Ada Gregory is the Associate Director of the Kenan Institute for Ethics and the student Ombudsperson at Duke University. Ada Gregory’s career demonstrates passion and commitment to violence prevention. She brings more than 25 years of experience working in a variety of capacities designing, implementing, and evaluating training for judges, physicians, teachers, police officers, 911 operators, attorneys, students and a variety of other professionals and lay people. As a former police officer, victim advocate, trainer, non-profit director, and campus administrator, she brings hands-on experience working with diverse groups to develop a coordinated response to violence, harassment and other equity concerns. She received the 2002 National Peace Award in recognition of her efforts in the field of violence against women.
Ada Gregory recently provided training to the Duke School of Medicine on creating a culture where harassment and incivility can be effectively stopped.
Emilia Chiscop-Head: How do you think of / see incivility, harassment and bullying in the context of research integrity (and research misconduct)?
Ada Gregory: Oftentimes, callous behavior and insensitive remarks create the breeding grounds for more egregious harassment and abuse. It contributes to a culture of fear in which speaking up is seen as risking abuse or retaliation. That kind of silencing makes it less likely for someone to raise questions or concerns about research conduct early and that puts everyone at risk.
ECH: What is the most common story that you hear when students come to you?
AG: Every story seems to have its own unique aspects but often the underlying issue is the powerlessness they feel to address concerns or fear that speaking up will compromise their progress toward graduation, will affect their grades, evaluations, recommendations, manuscript submissions, and job options, and will follow them well after graduate school. That kind of fear and powerlessness prevent us from having the kind of environment where everyone can thrive and too often disproportionally affects underrepresented minorities.

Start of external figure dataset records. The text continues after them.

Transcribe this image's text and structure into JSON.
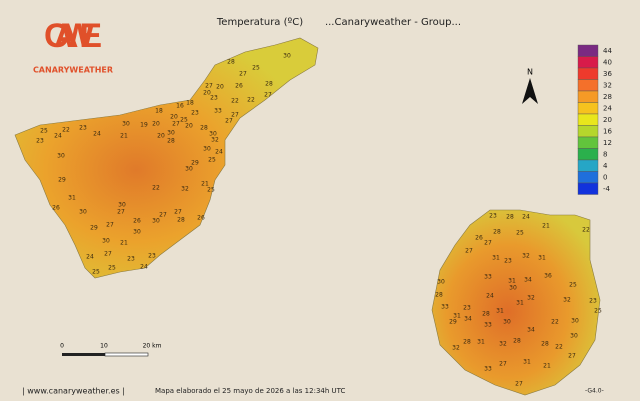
{
  "header": {
    "title": "Temperatura (ºC)",
    "subtitle": "...Canaryweather - Group..."
  },
  "logo": {
    "mark": "CAWE",
    "name": "CANARYWEATHER"
  },
  "north": "N",
  "color_scale": {
    "items": [
      {
        "value": 44,
        "color": "#7a2a82"
      },
      {
        "value": 40,
        "color": "#d81b4a"
      },
      {
        "value": 36,
        "color": "#ee3a2c"
      },
      {
        "value": 32,
        "color": "#f4702a"
      },
      {
        "value": 28,
        "color": "#f59a26"
      },
      {
        "value": 24,
        "color": "#f6c21e"
      },
      {
        "value": 20,
        "color": "#e9e61c"
      },
      {
        "value": 16,
        "color": "#b5d62c"
      },
      {
        "value": 12,
        "color": "#62c43c"
      },
      {
        "value": 8,
        "color": "#2bb04c"
      },
      {
        "value": 4,
        "color": "#26a6c6"
      },
      {
        "value": 0,
        "color": "#1f6fdc"
      },
      {
        "value": -4,
        "color": "#1232dc"
      }
    ]
  },
  "scale_bar": {
    "labels": [
      "0",
      "10",
      "20 km"
    ]
  },
  "stations": {
    "tenerife": [
      28,
      25,
      30,
      27,
      20,
      26,
      27,
      20,
      28,
      27,
      22,
      22,
      23,
      18,
      16,
      23,
      20,
      27,
      18,
      20,
      19,
      30,
      21,
      24,
      22,
      25,
      23,
      24,
      23,
      30,
      28,
      28,
      30,
      30,
      24,
      25,
      29,
      25,
      21,
      26,
      27,
      28,
      27,
      30,
      26,
      30,
      21,
      23,
      23,
      24,
      30,
      27,
      25,
      25,
      24,
      29,
      30,
      27,
      27,
      30,
      31,
      26,
      29,
      30,
      30,
      32,
      22,
      20,
      25,
      33,
      27,
      27,
      32,
      20
    ],
    "gran_canaria": [
      23,
      28,
      24,
      21,
      26,
      27,
      25,
      23,
      32,
      31,
      31,
      33,
      31,
      30,
      34,
      36,
      25,
      32,
      25,
      23,
      32,
      31,
      31,
      28,
      23,
      31,
      29,
      34,
      33,
      30,
      34,
      22,
      30,
      30,
      28,
      32,
      31,
      28,
      32,
      28,
      22,
      21,
      27,
      31,
      27,
      27,
      33,
      24,
      33,
      30,
      28,
      22,
      27,
      28
    ]
  },
  "footer": {
    "site": "| www.canaryweather.es |",
    "note": "Mapa elaborado el 25 mayo de 2026 a las 12:34h UTC",
    "version": "-G4.0-"
  }
}
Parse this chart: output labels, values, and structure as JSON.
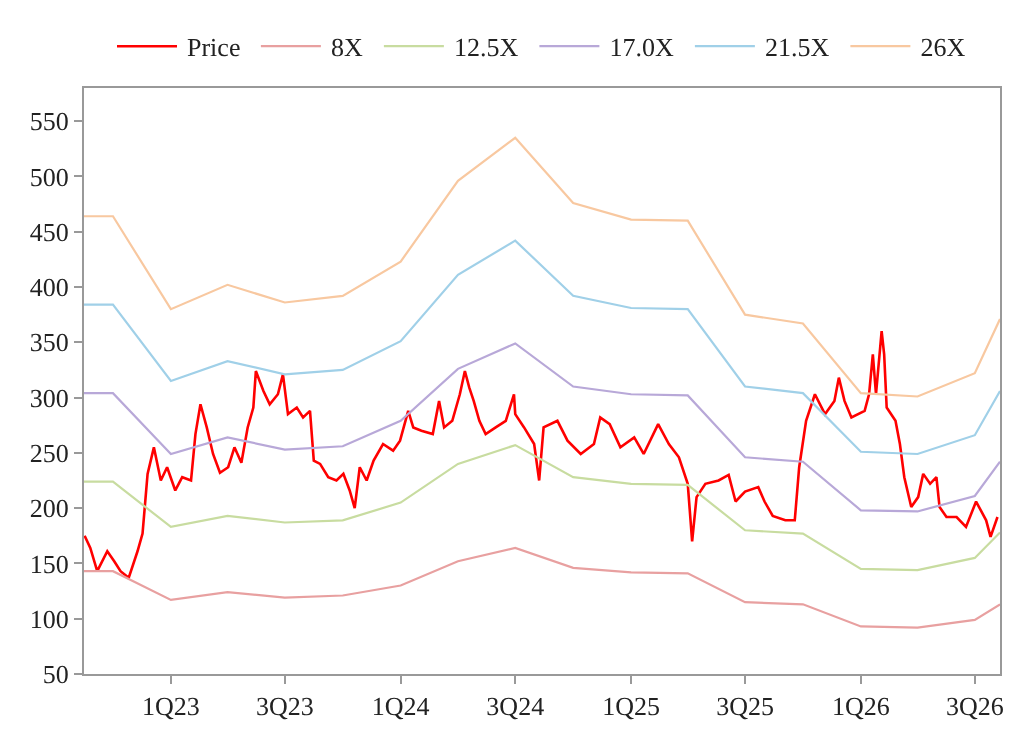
{
  "chart_data": {
    "type": "line",
    "legend": "top",
    "xlim": [
      "2022-08-16",
      "2026-08-10"
    ],
    "ylim": [
      50,
      580
    ],
    "xticks": [
      {
        "value": "2023-01-01",
        "label": "1Q23"
      },
      {
        "value": "2023-07-01",
        "label": "3Q23"
      },
      {
        "value": "2024-01-01",
        "label": "1Q24"
      },
      {
        "value": "2024-07-01",
        "label": "3Q24"
      },
      {
        "value": "2025-01-01",
        "label": "1Q25"
      },
      {
        "value": "2025-07-01",
        "label": "3Q25"
      },
      {
        "value": "2026-01-01",
        "label": "1Q26"
      },
      {
        "value": "2026-07-01",
        "label": "3Q26"
      }
    ],
    "yticks": [
      50,
      100,
      150,
      200,
      250,
      300,
      350,
      400,
      450,
      500,
      550
    ],
    "series": [
      {
        "name": "Price",
        "color": "#ff0000",
        "x": [
          "2022-08-17",
          "2022-08-26",
          "2022-09-06",
          "2022-09-22",
          "2022-10-03",
          "2022-10-13",
          "2022-10-26",
          "2022-11-09",
          "2022-11-17",
          "2022-11-25",
          "2022-12-05",
          "2022-12-16",
          "2022-12-26",
          "2023-01-08",
          "2023-01-19",
          "2023-02-02",
          "2023-02-09",
          "2023-02-17",
          "2023-02-27",
          "2023-03-09",
          "2023-03-20",
          "2023-04-02",
          "2023-04-12",
          "2023-04-23",
          "2023-05-03",
          "2023-05-12",
          "2023-05-16",
          "2023-05-28",
          "2023-06-07",
          "2023-06-20",
          "2023-06-28",
          "2023-07-06",
          "2023-07-20",
          "2023-07-30",
          "2023-08-10",
          "2023-08-16",
          "2023-08-26",
          "2023-09-08",
          "2023-09-21",
          "2023-10-02",
          "2023-10-12",
          "2023-10-20",
          "2023-10-28",
          "2023-11-08",
          "2023-11-19",
          "2023-12-04",
          "2023-12-20",
          "2023-12-31",
          "2024-01-13",
          "2024-01-21",
          "2024-02-03",
          "2024-02-21",
          "2024-03-02",
          "2024-03-10",
          "2024-03-23",
          "2024-04-04",
          "2024-04-12",
          "2024-04-19",
          "2024-04-26",
          "2024-05-05",
          "2024-05-15",
          "2024-05-31",
          "2024-06-16",
          "2024-06-29",
          "2024-07-01",
          "2024-07-15",
          "2024-07-31",
          "2024-08-08",
          "2024-08-15",
          "2024-09-06",
          "2024-09-22",
          "2024-10-13",
          "2024-11-03",
          "2024-11-13",
          "2024-11-28",
          "2024-12-15",
          "2025-01-06",
          "2025-01-21",
          "2025-02-13",
          "2025-03-02",
          "2025-03-18",
          "2025-04-01",
          "2025-04-08",
          "2025-04-15",
          "2025-04-29",
          "2025-05-20",
          "2025-06-05",
          "2025-06-16",
          "2025-07-01",
          "2025-07-22",
          "2025-08-01",
          "2025-08-14",
          "2025-09-03",
          "2025-09-18",
          "2025-09-25",
          "2025-10-06",
          "2025-10-20",
          "2025-11-05",
          "2025-11-20",
          "2025-11-27",
          "2025-12-06",
          "2025-12-17",
          "2026-01-07",
          "2026-01-14",
          "2026-01-20",
          "2026-01-25",
          "2026-02-03",
          "2026-02-07",
          "2026-02-11",
          "2026-02-25",
          "2026-03-04",
          "2026-03-11",
          "2026-03-22",
          "2026-04-02",
          "2026-04-10",
          "2026-04-21",
          "2026-05-01",
          "2026-05-06",
          "2026-05-17",
          "2026-06-02",
          "2026-06-17",
          "2026-07-03",
          "2026-07-19",
          "2026-07-26",
          "2026-08-06"
        ],
        "values": [
          175,
          164,
          143,
          161,
          152,
          143,
          137,
          161,
          177,
          231,
          255,
          225,
          237,
          216,
          228,
          225,
          267,
          294,
          273,
          249,
          232,
          237,
          255,
          241,
          273,
          291,
          324,
          306,
          294,
          303,
          321,
          285,
          291,
          282,
          288,
          243,
          240,
          228,
          225,
          231,
          216,
          200,
          237,
          225,
          243,
          258,
          252,
          261,
          288,
          273,
          270,
          267,
          297,
          273,
          279,
          303,
          324,
          309,
          297,
          279,
          267,
          273,
          279,
          303,
          285,
          273,
          258,
          225,
          273,
          279,
          261,
          249,
          258,
          282,
          276,
          255,
          264,
          249,
          276,
          258,
          246,
          222,
          170,
          210,
          222,
          225,
          230,
          206,
          215,
          219,
          206,
          193,
          189,
          189,
          237,
          279,
          303,
          285,
          297,
          318,
          297,
          282,
          288,
          303,
          339,
          303,
          360,
          339,
          291,
          279,
          258,
          228,
          201,
          210,
          231,
          222,
          228,
          201,
          192,
          192,
          183,
          206,
          189,
          174,
          192
        ]
      },
      {
        "name": "8X",
        "color": "#e8a0a0",
        "x": [
          "2022-08-16",
          "2022-10-01",
          "2023-01-01",
          "2023-04-01",
          "2023-07-01",
          "2023-10-01",
          "2024-01-01",
          "2024-04-01",
          "2024-07-01",
          "2024-10-01",
          "2025-01-01",
          "2025-04-01",
          "2025-07-01",
          "2025-10-01",
          "2026-01-01",
          "2026-04-01",
          "2026-07-01",
          "2026-08-10"
        ],
        "values": [
          143,
          143,
          117,
          124,
          119,
          121,
          130,
          152,
          164,
          146,
          142,
          141,
          115,
          113,
          93,
          92,
          99,
          113
        ]
      },
      {
        "name": "12.5X",
        "color": "#c8dca0",
        "x": [
          "2022-08-16",
          "2022-10-01",
          "2023-01-01",
          "2023-04-01",
          "2023-07-01",
          "2023-10-01",
          "2024-01-01",
          "2024-04-01",
          "2024-07-01",
          "2024-10-01",
          "2025-01-01",
          "2025-04-01",
          "2025-07-01",
          "2025-10-01",
          "2026-01-01",
          "2026-04-01",
          "2026-07-01",
          "2026-08-10"
        ],
        "values": [
          224,
          224,
          183,
          193,
          187,
          189,
          205,
          240,
          257,
          228,
          222,
          221,
          180,
          177,
          145,
          144,
          155,
          178
        ]
      },
      {
        "name": "17.0X",
        "color": "#b8a8d8",
        "x": [
          "2022-08-16",
          "2022-10-01",
          "2023-01-01",
          "2023-04-01",
          "2023-07-01",
          "2023-10-01",
          "2024-01-01",
          "2024-04-01",
          "2024-07-01",
          "2024-10-01",
          "2025-01-01",
          "2025-04-01",
          "2025-07-01",
          "2025-10-01",
          "2026-01-01",
          "2026-04-01",
          "2026-07-01",
          "2026-08-10"
        ],
        "values": [
          304,
          304,
          249,
          264,
          253,
          256,
          279,
          326,
          349,
          310,
          303,
          302,
          246,
          242,
          198,
          197,
          211,
          242
        ]
      },
      {
        "name": "21.5X",
        "color": "#a0d0e8",
        "x": [
          "2022-08-16",
          "2022-10-01",
          "2023-01-01",
          "2023-04-01",
          "2023-07-01",
          "2023-10-01",
          "2024-01-01",
          "2024-04-01",
          "2024-07-01",
          "2024-10-01",
          "2025-01-01",
          "2025-04-01",
          "2025-07-01",
          "2025-10-01",
          "2026-01-01",
          "2026-04-01",
          "2026-07-01",
          "2026-08-10"
        ],
        "values": [
          384,
          384,
          315,
          333,
          321,
          325,
          351,
          411,
          442,
          392,
          381,
          380,
          310,
          304,
          251,
          249,
          266,
          306
        ]
      },
      {
        "name": "26X",
        "color": "#f8c8a0",
        "x": [
          "2022-08-16",
          "2022-10-01",
          "2023-01-01",
          "2023-04-01",
          "2023-07-01",
          "2023-10-01",
          "2024-01-01",
          "2024-04-01",
          "2024-07-01",
          "2024-10-01",
          "2025-01-01",
          "2025-04-01",
          "2025-07-01",
          "2025-10-01",
          "2026-01-01",
          "2026-04-01",
          "2026-07-01",
          "2026-08-10"
        ],
        "values": [
          464,
          464,
          380,
          402,
          386,
          392,
          423,
          496,
          535,
          476,
          461,
          460,
          375,
          367,
          304,
          301,
          322,
          371
        ]
      }
    ]
  }
}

ECH: Do you think that universities have more violence and harassment now than a decade ago? If so, why? Or why not?
AG: I don’t know that the prevalence has changed—we’ve just become more aware of it because of things like #metoo. More people are speaking up about their experiences in all kinds of contexts and that influences what we see and hear.

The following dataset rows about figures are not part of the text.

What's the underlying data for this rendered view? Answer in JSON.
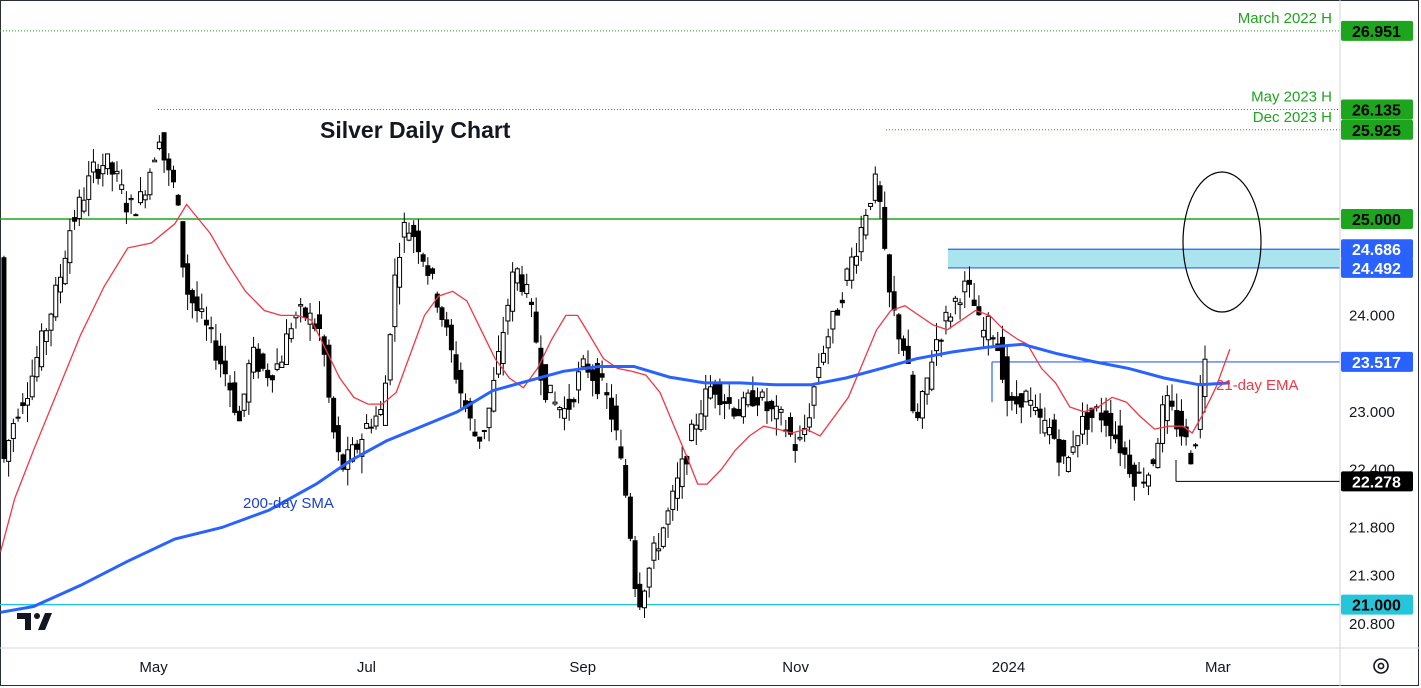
{
  "chart_data": {
    "type": "candlestick",
    "title": "Silver Daily Chart",
    "ylim": [
      20.55,
      27.25
    ],
    "y_ticks": [
      "20.800",
      "21.300",
      "21.800",
      "22.400",
      "23.000",
      "24.000"
    ],
    "x_ticks": [
      "May",
      "Jul",
      "Sep",
      "Nov",
      "2024",
      "Mar"
    ],
    "x_tick_dates": [
      "2023-05-01",
      "2023-07-01",
      "2023-09-01",
      "2023-11-01",
      "2024-01-01",
      "2024-03-01"
    ],
    "x_range": [
      "2023-03-18",
      "2024-04-05"
    ],
    "price_tags": [
      {
        "value": 26.951,
        "text": "26.951",
        "bg": "#1ea51e",
        "fg": "#000000"
      },
      {
        "value": 26.135,
        "text": "26.135",
        "bg": "#1ea51e",
        "fg": "#000000"
      },
      {
        "value": 25.925,
        "text": "25.925",
        "bg": "#1ea51e",
        "fg": "#000000"
      },
      {
        "value": 25.0,
        "text": "25.000",
        "bg": "#1ea51e",
        "fg": "#000000"
      },
      {
        "value": 24.686,
        "text": "24.686",
        "bg": "#2962ff",
        "fg": "#ffffff"
      },
      {
        "value": 24.492,
        "text": "24.492",
        "bg": "#2962ff",
        "fg": "#ffffff"
      },
      {
        "value": 23.517,
        "text": "23.517",
        "bg": "#2962ff",
        "fg": "#ffffff"
      },
      {
        "value": 22.278,
        "text": "22.278",
        "bg": "#000000",
        "fg": "#ffffff"
      },
      {
        "value": 21.0,
        "text": "21.000",
        "bg": "#26c6da",
        "fg": "#000000"
      }
    ],
    "level_labels": [
      {
        "text": "March 2022 H",
        "value": 26.951
      },
      {
        "text": "May 2023 H",
        "value": 26.135
      },
      {
        "text": "Dec 2023 H",
        "value": 25.925
      }
    ],
    "annotations": {
      "ema": "21-day EMA",
      "sma": "200-day SMA"
    },
    "series": [
      {
        "name": "21-day EMA",
        "color": "#f23645",
        "points": [
          [
            -4,
            21.55
          ],
          [
            2,
            22.1
          ],
          [
            10,
            22.6
          ],
          [
            20,
            23.2
          ],
          [
            30,
            23.8
          ],
          [
            40,
            24.3
          ],
          [
            50,
            24.7
          ],
          [
            60,
            24.75
          ],
          [
            70,
            24.95
          ],
          [
            75,
            25.15
          ],
          [
            80,
            25.0
          ],
          [
            85,
            24.85
          ],
          [
            92,
            24.55
          ],
          [
            100,
            24.25
          ],
          [
            108,
            24.05
          ],
          [
            115,
            24.0
          ],
          [
            122,
            24.0
          ],
          [
            128,
            23.95
          ],
          [
            134,
            23.65
          ],
          [
            140,
            23.35
          ],
          [
            146,
            23.15
          ],
          [
            152,
            23.08
          ],
          [
            158,
            23.08
          ],
          [
            164,
            23.2
          ],
          [
            170,
            23.6
          ],
          [
            176,
            24.0
          ],
          [
            182,
            24.2
          ],
          [
            188,
            24.25
          ],
          [
            194,
            24.15
          ],
          [
            200,
            23.85
          ],
          [
            206,
            23.55
          ],
          [
            212,
            23.35
          ],
          [
            218,
            23.25
          ],
          [
            224,
            23.45
          ],
          [
            230,
            23.75
          ],
          [
            236,
            24.0
          ],
          [
            241,
            24.0
          ],
          [
            246,
            23.8
          ],
          [
            252,
            23.55
          ],
          [
            258,
            23.45
          ],
          [
            264,
            23.42
          ],
          [
            270,
            23.38
          ],
          [
            276,
            23.2
          ],
          [
            282,
            22.85
          ],
          [
            288,
            22.5
          ],
          [
            292,
            22.25
          ],
          [
            296,
            22.25
          ],
          [
            302,
            22.4
          ],
          [
            308,
            22.6
          ],
          [
            314,
            22.75
          ],
          [
            320,
            22.85
          ],
          [
            326,
            22.82
          ],
          [
            332,
            22.78
          ],
          [
            338,
            22.82
          ],
          [
            344,
            22.75
          ],
          [
            350,
            22.95
          ],
          [
            356,
            23.15
          ],
          [
            362,
            23.5
          ],
          [
            368,
            23.85
          ],
          [
            374,
            24.05
          ],
          [
            380,
            24.1
          ],
          [
            386,
            24.0
          ],
          [
            392,
            23.9
          ],
          [
            398,
            23.85
          ],
          [
            404,
            23.95
          ],
          [
            410,
            24.05
          ],
          [
            416,
            24.0
          ],
          [
            422,
            23.85
          ],
          [
            428,
            23.75
          ],
          [
            432,
            23.7
          ],
          [
            438,
            23.45
          ],
          [
            444,
            23.3
          ],
          [
            450,
            23.05
          ],
          [
            456,
            23.0
          ],
          [
            462,
            23.05
          ],
          [
            468,
            23.15
          ],
          [
            474,
            23.1
          ],
          [
            480,
            22.95
          ],
          [
            486,
            22.82
          ],
          [
            492,
            22.85
          ],
          [
            498,
            22.85
          ],
          [
            502,
            22.78
          ],
          [
            506,
            22.95
          ],
          [
            512,
            23.25
          ],
          [
            518,
            23.65
          ]
        ]
      },
      {
        "name": "200-day SMA",
        "color": "#2962ff",
        "points": [
          [
            -4,
            20.92
          ],
          [
            10,
            20.98
          ],
          [
            30,
            21.2
          ],
          [
            50,
            21.45
          ],
          [
            70,
            21.68
          ],
          [
            90,
            21.8
          ],
          [
            110,
            21.98
          ],
          [
            130,
            22.25
          ],
          [
            145,
            22.5
          ],
          [
            160,
            22.7
          ],
          [
            175,
            22.85
          ],
          [
            190,
            23.0
          ],
          [
            205,
            23.22
          ],
          [
            220,
            23.32
          ],
          [
            235,
            23.42
          ],
          [
            250,
            23.47
          ],
          [
            265,
            23.47
          ],
          [
            280,
            23.36
          ],
          [
            295,
            23.3
          ],
          [
            310,
            23.3
          ],
          [
            325,
            23.28
          ],
          [
            340,
            23.28
          ],
          [
            355,
            23.35
          ],
          [
            370,
            23.45
          ],
          [
            385,
            23.55
          ],
          [
            400,
            23.62
          ],
          [
            415,
            23.67
          ],
          [
            430,
            23.7
          ],
          [
            445,
            23.6
          ],
          [
            460,
            23.52
          ],
          [
            475,
            23.45
          ],
          [
            490,
            23.35
          ],
          [
            505,
            23.28
          ],
          [
            518,
            23.3
          ]
        ]
      }
    ]
  },
  "watermark": "TV",
  "settings_icon": "gear-icon"
}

“It’s so important to start having more conversations and truly listening to understand the experience of folks who have different experiences than our own.”
ECH: What would you say to those who think that the anti-harassment movement and the attention to Title IX issues are not based in a real problem, but “would rather be driven by excessive political correctness”?

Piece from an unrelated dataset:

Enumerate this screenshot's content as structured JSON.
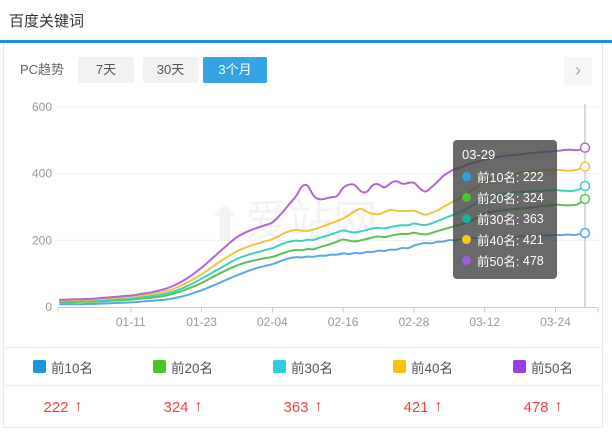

AG: All of us tend to have a “confirmation bias.” We see what we believe and look for evidence to support those beliefs. Sometimes it’s hard to see what we don’t experience ourselves. I believe that is why it’s so important to start having more conversations about these experiences and truly listening to understand the experience of folks who have different experiences than our own.
ECH: Are you approached only by students or also by other members of the Duke community who need to be heard?
AG: I serve only students in my role as ombudsperson – undergraduate, graduate and professional students. Faculty have their own ombuds; staff are encouraged to bring their concerns to Human Resources.
ECH: Could you name the most common forms of bullying and harassment in the academic / research work place?
AG: Many of the things that I hear about range from subtle things like ignoring someone in a meeting or other setting, isolating them by not including them in group communications, meetings, etc., to aggressively criticizing or shaming in a public setting to direct derogatory comments about their race, gender, sexuality, etc. There’s a continuum of these behaviors and it’s often the cumulative effect of continually experiencing slights and micro aggressions that affect students, making them reconsider their place at Duke and in the academy altogether.
ECH: Do you think that incivility, violence, wrong behavior need to be addressed at the personal, cultural or institutional level?
AG: All of the above! We really have to work at all levels to change culture.
“I like helping students avoid some of the mistakes that I made and use their soaring sense of possibility to make the change that they want to see.”
ECH: When did you decide to dedicate your career to eradicating violence?
AG: I don’t know that I set out to do this work – I’ve found myself a witness to and sometimes the cause of so much harm. I feel an obligation to try and make some effort to repair that harm in any way that I can.
ECH: Why did you choose the Academic arena over politics, governance or advocacy?
AG: I’ve worked in local and state government - it’s important, hard, and sometimes frustrating work. I love being able to bring what I learned from doing that work to the educational setting. I like helping students avoid some of the mistakes that I made and use their soaring sense of possibility to make the change that they want to see.
ECH: What is your number one piece of advice for someone who is mistreated at work, on the street or at home?
AG: To talk to someone for support – whether that’s a friend, co-worker, or therapist. That’s often the first step in finding a way forward, giving voice to the harm that they experience.
ECH: What’s next for you?
AG: We’ll have to see!
Note: The opinions expressed in this rubric belong exclusively to those we interviewed and do not represent the official point of view of the Duke Office of Scientific Integrity.